Empat Belas

8.7K 665 2
                                    

Bagaimana bisa dia di sini!? Aku berteriak padaku diriku sendiri. Kenapa dari seluruh tempat di dunia, kenapa dia di sini!? Di toilet sialan ini. Bersamaku.

"Br-Brian." Aku tergagap. Bajingan itu ada di sini. Aku akan mati malam ini.

"Rosaline Gail. Kau begitu cantik. Sangat berbeda saat aku bicara padamu pertama kali," seringainya licik.

"A-apa yang kau-inginkan?"

"Kamu." Dengan cepat dia maju dan menjepitku di antara dirinya dan wastafel. Aku tidak bisa bergerak. "Kau begitu sialan pergi dariku, meninggalkan New Jersey. Aku mencarimu bertahun-tahun," geramnya di leherku sambil menarik rambutku dengan kasar. Aku meringis. "Ya. Aku sangat suka kau seperti itu. Kesakitan tidak berdaya di tanganku. Biar aku meninggalkan luka permanen di tubuhmu sebagai tanda bahwa aku bisa dengan mudah mendapatkanmu! Pacarmu yang mencintaimu itu tidak punya kekuasaan apa pun untuk menyelamatkanmu karena sekarang kau di sini, hanya berdua bersamaku!
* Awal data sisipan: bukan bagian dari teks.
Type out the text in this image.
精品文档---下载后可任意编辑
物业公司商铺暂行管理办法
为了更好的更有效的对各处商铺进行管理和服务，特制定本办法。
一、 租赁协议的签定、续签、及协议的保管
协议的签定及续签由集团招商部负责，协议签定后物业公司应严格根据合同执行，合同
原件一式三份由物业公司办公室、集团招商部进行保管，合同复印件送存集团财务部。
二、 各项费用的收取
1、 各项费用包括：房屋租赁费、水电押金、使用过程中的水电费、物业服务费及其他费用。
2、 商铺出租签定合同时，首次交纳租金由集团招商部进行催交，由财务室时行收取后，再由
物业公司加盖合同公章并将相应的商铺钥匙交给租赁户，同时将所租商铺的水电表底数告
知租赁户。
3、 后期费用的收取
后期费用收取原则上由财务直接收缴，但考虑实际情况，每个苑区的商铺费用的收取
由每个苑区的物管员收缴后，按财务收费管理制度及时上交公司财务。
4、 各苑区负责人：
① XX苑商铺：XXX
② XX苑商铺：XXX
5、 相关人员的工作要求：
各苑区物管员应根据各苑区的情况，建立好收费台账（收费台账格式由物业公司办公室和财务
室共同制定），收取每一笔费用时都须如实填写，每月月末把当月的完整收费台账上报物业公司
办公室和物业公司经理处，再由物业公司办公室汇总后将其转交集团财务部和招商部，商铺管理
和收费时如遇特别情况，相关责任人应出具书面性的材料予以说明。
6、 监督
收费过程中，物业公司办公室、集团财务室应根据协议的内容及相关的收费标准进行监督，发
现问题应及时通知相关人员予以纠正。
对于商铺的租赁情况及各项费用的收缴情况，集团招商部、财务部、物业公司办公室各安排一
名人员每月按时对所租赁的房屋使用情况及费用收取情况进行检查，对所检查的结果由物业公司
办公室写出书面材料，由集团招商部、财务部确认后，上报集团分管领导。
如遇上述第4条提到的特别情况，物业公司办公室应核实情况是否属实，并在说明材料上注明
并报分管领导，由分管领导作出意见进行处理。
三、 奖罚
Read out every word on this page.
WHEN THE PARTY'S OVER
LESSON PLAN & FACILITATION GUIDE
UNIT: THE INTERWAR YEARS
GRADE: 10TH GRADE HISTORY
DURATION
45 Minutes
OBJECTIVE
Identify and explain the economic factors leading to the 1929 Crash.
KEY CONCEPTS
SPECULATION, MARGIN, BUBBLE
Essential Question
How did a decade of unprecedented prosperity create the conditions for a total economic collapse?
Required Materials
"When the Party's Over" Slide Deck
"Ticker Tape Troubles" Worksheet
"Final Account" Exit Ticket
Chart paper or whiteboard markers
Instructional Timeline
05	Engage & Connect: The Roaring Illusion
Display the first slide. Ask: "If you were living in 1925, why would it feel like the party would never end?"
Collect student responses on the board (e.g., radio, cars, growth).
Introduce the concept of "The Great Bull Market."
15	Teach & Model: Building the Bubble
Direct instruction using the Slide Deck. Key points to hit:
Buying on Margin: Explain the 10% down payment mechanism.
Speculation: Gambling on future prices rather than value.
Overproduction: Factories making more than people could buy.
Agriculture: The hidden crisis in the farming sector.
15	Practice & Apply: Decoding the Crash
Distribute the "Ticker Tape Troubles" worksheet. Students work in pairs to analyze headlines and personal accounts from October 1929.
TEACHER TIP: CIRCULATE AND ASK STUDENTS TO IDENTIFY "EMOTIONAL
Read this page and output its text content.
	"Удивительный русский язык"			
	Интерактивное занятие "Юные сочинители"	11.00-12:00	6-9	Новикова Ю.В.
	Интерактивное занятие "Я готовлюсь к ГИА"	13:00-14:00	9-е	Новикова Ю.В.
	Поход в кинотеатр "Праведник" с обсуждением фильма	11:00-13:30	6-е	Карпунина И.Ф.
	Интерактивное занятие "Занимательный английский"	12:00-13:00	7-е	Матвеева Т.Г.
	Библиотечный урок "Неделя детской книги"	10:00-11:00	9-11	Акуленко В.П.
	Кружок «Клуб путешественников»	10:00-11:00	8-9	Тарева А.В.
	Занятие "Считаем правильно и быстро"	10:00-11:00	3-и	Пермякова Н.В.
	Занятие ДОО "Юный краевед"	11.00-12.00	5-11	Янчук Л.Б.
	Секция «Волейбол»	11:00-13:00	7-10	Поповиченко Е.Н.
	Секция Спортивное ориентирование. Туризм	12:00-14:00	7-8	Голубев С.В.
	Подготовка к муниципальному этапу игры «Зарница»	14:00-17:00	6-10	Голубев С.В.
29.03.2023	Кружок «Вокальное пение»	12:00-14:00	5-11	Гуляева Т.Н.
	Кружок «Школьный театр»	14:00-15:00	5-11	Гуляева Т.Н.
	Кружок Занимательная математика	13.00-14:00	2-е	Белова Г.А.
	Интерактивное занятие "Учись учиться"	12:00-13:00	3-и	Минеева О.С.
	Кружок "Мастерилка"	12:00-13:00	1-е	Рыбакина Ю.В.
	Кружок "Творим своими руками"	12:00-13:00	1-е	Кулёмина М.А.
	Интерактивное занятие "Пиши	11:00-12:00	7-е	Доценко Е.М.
Kau yang selalu mencintaiku. Kau tidak mencintainya, kan?"

Steven. Dia bilang mencintaiku. Apa maksudnya itu?

"Br-Brian." Aku melirih dengan suara permohonan.

Justru dia semakin menarik rambutku dan mencengkeram lengan bebasku sampai sakit. "Ya, Rossy-ku sayang." Dia tertawa keras. Membuat gaung di telingaku. Aku benci suara tawa liciknya. "Kita bersenang-senang malam ini, seperti dulu. Dunia ini tidak cukup luas untukmu berlari dariku, Rossy. Aku akan selalu menemukanmu."

Tidak. Tidak Tidak.

Brian menarik lenganku dengan kasar dan menghempaskanku hingga menghantam dinding. Aku terhuyung-huyung dan terjatuh ke lantai. Dia tertawa lagi. Berjongkok ke arahku. Tangannya menangkup wajahku dengan kasar. Dia menatapku penuh keinginan untuk menyakiti. Aku tidak tahu mengapa dia melakukan itu. Dagunya yang mulai berjenggot menelusuri pipiku membuat bulu belakang leherku merinding. "Katakan kau mencintaiku, Rossy."

Tidak. Aku tidak mencintainya. Aku mencintai Evan.

"Apa kau mencintaiku?" bisiknya lagi. Aku hanya diam. Aku sangat yakin tidak akan mengatakan itu. Dia terlihat geram karena aku diam. Wajahnya mengeras. Tiga detik berlalu terlalu cepat ketika dia menghantamkan kepalaku ke dinding dengan keras. Kepalaku berdenyut-denyut. Sesuatu mengalir di pipiku—keringat? darah? Pandanganku menjadi kabur.

"Katakan padaku bahwa kau mencintaiku!" geramnya sambil mencekik leherku. Aku kehilangan udara.

Ya Tuhan. Hentikan ini.

"Katakan kau mencintaiku!" geramnya lagi

Napasku tersengal-sengal. "Ya." gumamku hanya seperti bisikan.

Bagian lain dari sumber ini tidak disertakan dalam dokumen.